On December 19, 2014, the US Department of Energy (DOE) issued a Notice of Proposed Rulemaking (NOPR) on Energy Conservation Standards for Residential Dishwashers.1 The proposed rule has been authorized under Title III, Part B, of the Energy Policy and Conservation Act of 1975 (EPCA), which authorized the “Energy Conservation Program for Consumer Products Other Than Automobiles.”2 These products include residential dishwashers. Any new or amended standard issued under the act must be designed to “achieve the maximum improvement in energy efficiency that is technologically feasible and economically justified” and must result in a “significant conservation” of energy.3 The NOPR details energy conservation standards for dishwashers that will become effective in 2019. It also summarizes studies by the DOE and others that purportedly show that the NOPR satisfies EPCA’s “maximum improvement” and “significant conservation” criteria. Current dishwasher standards were established in the DOE’s 2012 direct final rule, based on submittals by manufacturers, energy and environmental groups, and consumer groups and effective for products manufactured on or after May 30, 2013.4 EPCA requires that, within 6 years of issuing a final rule, the DOE shall publish either (1) a notice of determination that amended standards are not needed or (2) a NOPR that includes a new proposed standard. 

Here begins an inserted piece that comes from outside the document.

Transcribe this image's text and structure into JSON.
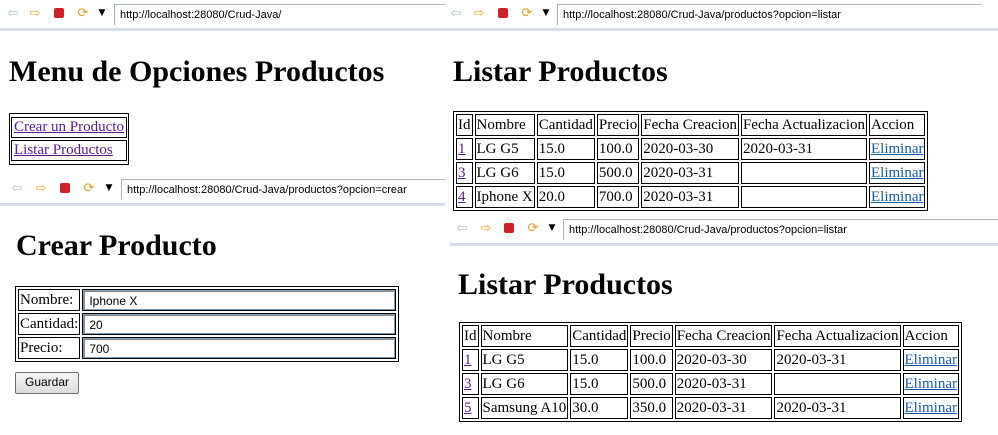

B. Purpose of this Comment

The Regulatory Studies Program of the Mercatus Center at George Mason University is dedicated to advancing knowledge about the effects of regulation on society. As part of its mission, the program conducts careful and independent analyses that employ contemporary economic scholarship to assess rulemaking proposals and their effects on the economic opportunities and the social wellbeing available to all members of American society. This comment addresses the efficiency and efficacy of this proposed rule from an economic point of view. Specifically, it examines how the proposed rule may be improved by more closely examining the societal goals the rule intends to achieve and whether this proposed regulation will successfully achieve those goals. In many instances, regulations can be substantially improved by choosing more effective regulatory options or more carefully assessing the actual societal problem. 

C. Summary of Comment 

The NOPR provides, at best, a questionable rationale for the proposed rule. This comment concentrates on three aspects of the proposal: 

1. Treatment of so-called “market barriers” to energy and economic efficiency. The NOPR’s implied estimate of consumers’ abilities to make rational decisions is significantly at variance with market reality. Markets for efficiency (in part through other DOE policies) have developed to a level at which we must rethink the presumption held by many economists: that market barriers still make governmental decisions more likely than private decisions to produce efficient outcomes.5 

2. Uncertainty about benefits and costs. Uncertainty about magnitude of both benefits and costs is pervasive in the DOE’s analysis of the proposed rule. These uncertainties mean that small errors can change the benefit-cost balance. Some of these errors are remediable though further research, but others are inherent in the research methodology used by the NOPR’s authors. 

3. Overestimates of benefits. The calculations exhibited in the NOPR are in important cases misleading, and important details are omitted or treated inadequately. In its analysis of the possible benefits of reduced US emissions under the rule, the NOPR arrives at estimates that are likely to be overestimates. Its treatment of benefits from the proposed rule to US residents being valued as benefits to the rest of the world is in violation of guidance from the Office of Budget and Management (OMB). 

Further, the NOPR at numerous other junctures appears to depart from established methods of economic and policy analysis. Its treatment of the market responses and its consequent estimates of the profitability of appliance producers is highly ad hoc. Limits of time and space do not allow a full analysis of these and other difficulties here, but should not be ignored.